Indeed, more than servants, they are God's adopted children for whom trust in their loving Father and obedience to him should be natural (Rom 8:14-16). Temptations must still be faced and resisted. Believers still stumble and need to be restored (Gal 6:1). Indeed, the 'flesh' continues to war against the Spirit and must be continually 'put to death' (Gal 5:17; Rom 8:13). Nonetheless, Paul is sufficiently confident of the transformation wrought when believers 'died with Christ to the law' that he can speak of Christians as serving God 'in the new way of the Spirit' (Rom 7:6). The same righteousness which was (ineffectively) demanded by the law of its resistant subjects is portrayed as the natural outgrowth (or 'fruit') of a life controlled by the divine Spirit (Rom 8:3-4; Gal 5:22-23).
To sum up: Paul was confronted by those who believed that the Sinaitic covenant was still operative and that its laws must be imposed upon his Gentile converts. He was thus compelled to explain how that covenant and its laws could, on the one hand, be divine in origin and serve a divine function, and yet, on the other hand, be set aside now that the Messiah had come. He responded with a broad sketch of humanity's dilemma and redemption in which Sinai played a significant, but temporary, role.

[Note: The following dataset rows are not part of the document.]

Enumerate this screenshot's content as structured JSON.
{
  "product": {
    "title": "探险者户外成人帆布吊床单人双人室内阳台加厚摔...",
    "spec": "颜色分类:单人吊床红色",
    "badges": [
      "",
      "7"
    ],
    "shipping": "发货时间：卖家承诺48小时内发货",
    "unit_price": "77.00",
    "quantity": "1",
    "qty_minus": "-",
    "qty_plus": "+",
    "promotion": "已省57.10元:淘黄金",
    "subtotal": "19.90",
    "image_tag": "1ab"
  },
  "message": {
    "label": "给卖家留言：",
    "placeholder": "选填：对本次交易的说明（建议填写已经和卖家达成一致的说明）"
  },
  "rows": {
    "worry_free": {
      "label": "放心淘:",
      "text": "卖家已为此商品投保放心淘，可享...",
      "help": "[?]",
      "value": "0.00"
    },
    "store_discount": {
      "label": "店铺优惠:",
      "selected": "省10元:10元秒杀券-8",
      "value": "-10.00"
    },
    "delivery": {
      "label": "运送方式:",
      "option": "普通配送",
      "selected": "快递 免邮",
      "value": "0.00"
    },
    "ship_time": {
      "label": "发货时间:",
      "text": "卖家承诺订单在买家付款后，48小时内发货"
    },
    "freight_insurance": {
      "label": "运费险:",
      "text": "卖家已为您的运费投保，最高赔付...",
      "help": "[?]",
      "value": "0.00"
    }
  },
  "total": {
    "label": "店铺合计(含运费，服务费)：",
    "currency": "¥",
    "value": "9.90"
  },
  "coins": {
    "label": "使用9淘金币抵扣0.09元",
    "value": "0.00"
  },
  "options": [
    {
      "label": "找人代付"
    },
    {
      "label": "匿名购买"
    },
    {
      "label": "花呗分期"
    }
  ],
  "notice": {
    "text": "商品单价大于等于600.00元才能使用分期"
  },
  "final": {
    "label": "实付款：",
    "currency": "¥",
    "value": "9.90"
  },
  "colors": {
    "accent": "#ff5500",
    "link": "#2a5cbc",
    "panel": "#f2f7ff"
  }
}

As creatures of God, Paul insisted, all humanity owes God praise and obedience. As creatures in a cosmos ordered by divine wisdom, all humanity is obligated to do what is good and right. In Adam, however, all humanity has chosen to go its own way. God revealed his will to Israel, the most favored segment of fallen humanity, in the laws of Torah. The revelation of God's commands inevitably provoked the rebellion of a people that remained a part of Adamic humanity. Disobedience brought on Israel the divine judgment and curse spelled out in the Sinaitic covenant. The divine purpose in giving the law was to bring definition and recognition to the dilemma posed by human sinfulness.
From this dilemma Christ delivers believers, who are no longer 'under law.' Not that they are exempt from the obedience owed by all human beings to God their Creator, or from the need to comply with the order of creation as spelled out in the moral laws of Torah. Nor, indeed, as long as they remain in bodies belonging to the old creation, are believers exempt from the struggle against temptation and sin. Still, the divine will no longer confronts them as unwelcome demands imposed from without on resistant wills. Already now, as the Spirit of God sanctifies their lives, they begin to produce the 'fruit' of righteousness that is pleasing to God.
...[T]he law was divinely given, but incapable of coping with human sin. At best, it could provide the divine diagnosis of the human problem, limit its ill effects, and foreshadow the divine solution. The transformation of the human heart, however, required, not the statutory formulation of God's will in Torah, but the personal demonstration of God's redemptive love in Jesus Christ.
Amen!
And score one for the ranks of 'genuine catholicity'....a Presbyterian quoting from a Baptist who rightly employs Paul's historia salutis orientation that is sometimes (unhelpfully and not quite correctly!) referred to as the 'Lutheran' view!
See Westerholm's remarkably helpful and exegetical rigorous, Israel's Law and the Church's Faith: Paul and His Recent Interpreters, for further elaboration and study.